A Solectrac 25HP electric tractor is the latest "green" addition to the city of Fairfield, California. Complete with front loader, 3pt hitch, PTO, aux, plus a hydraulic outlet on the rear, the BEV is just another step toward the city's plan for an electric fleet.
According to David Renschler, CPFP, fleet division manager for Fairfield, the city has been working on its electrification plan for about three years now.
"There's a lot of planning work and a lot of a lot of things that are going to change," Renschler said. "Electrification is something that is monumental."
For Renschler, having the infrastructure to accommodate an electric fleet is the first step toward that change. Fairfield received a $12 million grant to help with some of these infrastructure needs as well as the purchase of five more battery electric buses, which will be ordered next year.
And with new regulations, such as the Advanced Clean Trucks regulation, which focuses on medium-and heavy-duty vehicles, Renschler knew the city would have to plan ahead for new vehicle purchases.
Knowing that regulations would be coming down the road, the city began looking at off-road purchases, such as front-end loaders, backhoes, anything described as yellow iron, or heavy equipment.
Last year, the city ordered two lithium ion battery powered Caterpillar 5,000-pound capacity forklifts. Because the city had two that were up for replacement, the department went ahead and bought the electric forklifts, which are currently being used.
There was also a deal in the works for an agricultural tractor that would be used at the water treatment plant. A grant helped with the purchase and the city is getting ready to put it in service.
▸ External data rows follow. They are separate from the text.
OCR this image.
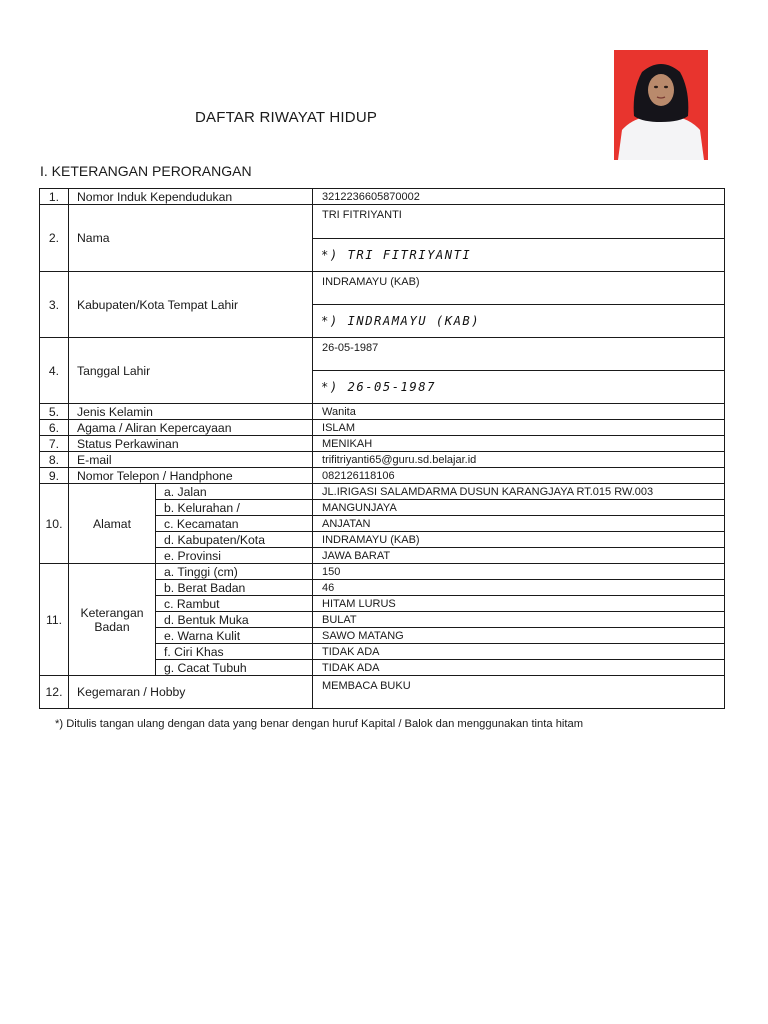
DAFTAR RIWAYAT HIDUP
I. KETERANGAN PERORANGAN
1.	Nomor Induk Kependudukan		3212236605870002
2.	Nama		TRI FITRIYANTI
			*) TRI FITRIYANTI
3.	Kabupaten/Kota Tempat Lahir		INDRAMAYU (KAB)
			*) INDRAMAYU (KAB)
4.	Tanggal Lahir		26-05-1987
			*) 26-05-1987
5.	Jenis Kelamin		Wanita
6.	Agama / Aliran Kepercayaan		ISLAM
7.	Status Perkawinan		MENIKAH
8.	E-mail		trifitriyanti65@guru.sd.belajar.id
9.	Nomor Telepon / Handphone		082126118106
10.	Alamat	a. Jalan	JL.IRIGASI SALAMDARMA DUSUN KARANGJAYA RT.015 RW.003
		b. Kelurahan /	MANGUNJAYA
		c. Kecamatan	ANJATAN
		d. Kabupaten/Kota	INDRAMAYU (KAB)
		e. Provinsi	JAWA BARAT
11.	Keterangan
Badan	a. Tinggi (cm)	150
		b. Berat Badan	46
		c. Rambut	HITAM LURUS
		d. Bentuk Muka	BULAT
		e. Warna Kulit	SAWO MATANG
		f. Ciri Khas	TIDAK ADA
		g. Cacat Tubuh	TIDAK ADA
12.	Kegemaran / Hobby		MEMBACA BUKU
*) Ditulis tangan ulang dengan data yang benar dengan huruf Kapital / Balok dan menggunakan tinta hitam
However, due to being short staffed, Renschler noted this will take a little extra time for it to be in use.
On top of these other additions, the city added three Ford Lightnings back in June.
Chargers were installed as part of a pilot program and the city is now in the process of collecting data on the new vehicles.
"We'll analyze that data and take a look at what we can do moving forward to meet on- and off-road regulations here in California," Renschler said, adding that he hopes to have at least six months of full data the city can look at.
Renschler noted that data needs to communicate with the fleet management information system so that it can be analyzed. He added that once that data is collected through those systems, it needs to be exported to the city's data broker so that the city can collect on LCFS credits, the Low Carbon Fuel Standard credits, as this is a revenue source for Fairfield.
“Here in California, it's one that provides revenue to us based on the electricity we use,” Renschler explained. “You need to capture as much revenue as you can. And then there are restrictions on that revenue and how you can use it. So basically, you have to put it back into your life electrification projects. It’s a little more complicated than just putting in a charger, and buying a vehicle.”